Aaa.... no gdzie ta wiosna, ja się pytam?!?!?! Na pocieszenie konkursowe newsy ;)


        Kiedy wracałam ze słonecznej Italii do Polski, myślałam sobie: no dobra, będzie zimno, przez jakiś czas nie będzie za dużo słońca, ale dam radę, w końcu jestem stąd, a jest już luty, więc najwyżej dwa miesiące i będzie trawka, słoneczko, kwiatki i spacerki wiosenne z psem. I co?? I  nici z tego! Jest kwiecień, jest zima, a kwiatki to ja mam co najwyżej w wazonie. Swoją drogą coraz więcej ich ostatnio kupuję, bo już nie mogę wytrzymać tej szaroburej pogody, która nic tylko depresję i śpiocha wywołuje. No więc mam różowe tulipanki, żółte żonkilki i białe frezje. Do tego mi wyrasta maciejka i niezapominajka, czubatka natomiast się zbuntowała i rosnąć nie chce, a szkoda, bo byłam ciekawa jak wygląda.
        A w ogóle to czy tylko ja tak mam, że przez tę pogodę - jako że spędzanie czasu na dworze jest średnio zachęcające - puszczam połowę wypłaty w sklepach czy to wnętrzarskich (internetowe i stacjonarne), Pandorach, Apartach, Zarach itd?! Bo to już jest całkiem złe. Przestałam nosić ze sobą kartę, bo wiem, że znów kupię coś, co mi wcale nie jest potrzebne. Kiedy jeszcze mieszkałam u rodziców, brat mi zrobił awanturę, że nie ma gdzie trzymać butów, bo wszystkie szafki zawalone są przez moje. N początku uważałam, że przesadza, ale potem popatrzyłam, policzyłam, wyszło ponad 50 par. Wstyd!!!!! A najgorsze jest to, że przez wyjazdy i ograniczoną możliwość zabierania butkó, ubranek i torebek z domu wróciłam z kolejną porcją :( Z Włoch przywiozłam np. 7 torebek. Wiem, że jest allegro i można tam sprzedawać, ale mi się nie chce zazwyczaj. A i trzymać tego nie ma gdzie. Dlatego ostatnio zbieam na wielka szafę z ikei, mam już upatrzoną, taką drewnianą, szaroburą, coby mi pasowała do komody. Ale i tak mi dalej wstyd jest. No nic.
Skończę, a jakże by inaczej, akcentem mocno pozytywnym - jak wygram ;) Otóż jest konkurs - ja nigdy w tych konkursach nie wygrywam (w lotka od lat nawet trójki niue trafiłam), ale kurcze, no chyba się to kiedyś zmieni (i zostanę miliarderem). A konkurs takowy jest wnętrzowy :) i mi się mocno podoba wizja bonów. No plisss chociaż raz ja :)
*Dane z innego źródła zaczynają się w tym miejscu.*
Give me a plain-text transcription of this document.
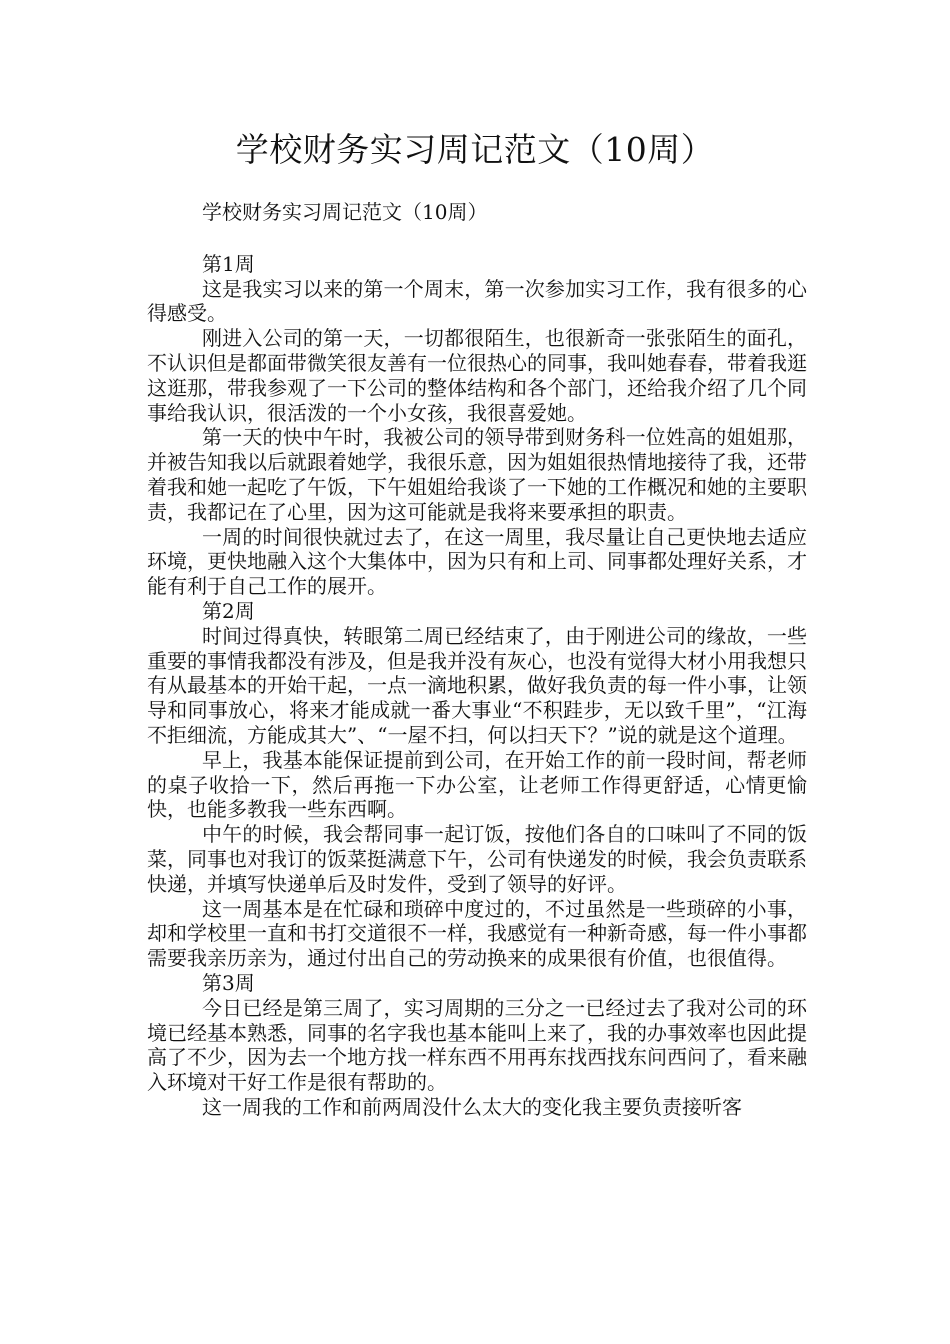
学校财务实习周记范文（10周）

学校财务实习周记范文（10周）

第1周

这是我实习以来的第一个周末，第一次参加实习工作，我有很多的心得感受。

刚进入公司的第一天，一切都很陌生，也很新奇一张张陌生的面孔，不认识但是都面带微笑很友善有一位很热心的同事，我叫她春春，带着我逛这逛那，带我参观了一下公司的整体结构和各个部门，还给我介绍了几个同事给我认识，很活泼的一个小女孩，我很喜爱她。

第一天的快中午时，我被公司的领导带到财务科一位姓高的姐姐那，并被告知我以后就跟着她学，我很乐意，因为姐姐很热情地接待了我，还带着我和她一起吃了午饭，下午姐姐给我谈了一下她的工作概况和她的主要职责，我都记在了心里，因为这可能就是我将来要承担的职责。

一周的时间很快就过去了，在这一周里，我尽量让自己更快地去适应环境，更快地融入这个大集体中，因为只有和上司、同事都处理好关系，才能有利于自己工作的展开。

第2周

时间过得真快，转眼第二周已经结束了，由于刚进公司的缘故，一些重要的事情我都没有涉及，但是我并没有灰心，也没有觉得大材小用我想只有从最基本的开始干起，一点一滴地积累，做好我负责的每一件小事，让领导和同事放心，将来才能成就一番大事业“不积跬步，无以致千里”，“江海不拒细流，方能成其大”、“一屋不扫，何以扫天下？”说的就是这个道理。

早上，我基本能保证提前到公司，在开始工作的前一段时间，帮老师的桌子收拾一下，然后再拖一下办公室，让老师工作得更舒适，心情更愉快，也能多教我一些东西啊。

中午的时候，我会帮同事一起订饭，按他们各自的口味叫了不同的饭菜，同事也对我订的饭菜挺满意下午，公司有快递发的时候，我会负责联系快递，并填写快递单后及时发件，受到了领导的好评。

这一周基本是在忙碌和琐碎中度过的，不过虽然是一些琐碎的小事，却和学校里一直和书打交道很不一样，我感觉有一种新奇感，每一件小事都需要我亲历亲为，通过付出自己的劳动换来的成果很有价值，也很值得。

第3周

今日已经是第三周了，实习周期的三分之一已经过去了我对公司的环境已经基本熟悉，同事的名字我也基本能叫上来了，我的办事效率也因此提高了不少，因为去一个地方找一样东西不用再东找西找东问西问了，看来融入环境对干好工作是很有帮助的。

这一周我的工作和前两周没什么太大的变化我主要负责接听客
a tu więcej info:  http://scraperka.blogspot.com/2013/04/konkurs-scraperki-i-north-home.html

Jużem popatrzyła na ofertę sklepu i już mam master plan na te bony ;] pewnie zbraknie, ale ja się chętnie dołożę ;)

Trzymamy kciuki za wiosnę, bo inaczej zbankrutuję już po weekendzie. ;)


2 komentarze:

  1. ja też trzymam kciuki za wiosnę :)
    Zapraszam do mnie po wyróżnienie :)
    Pozdrawiam

    OdpowiedzUsuń
  2. Ja też tak mam... Jak jest szaro buro to w strategicznym miejscu zawsze MUSZĘ mieć jakiegoś różowego/żółtego/pomarańczowego tulipana:)) Mała rzecz, a pomaga!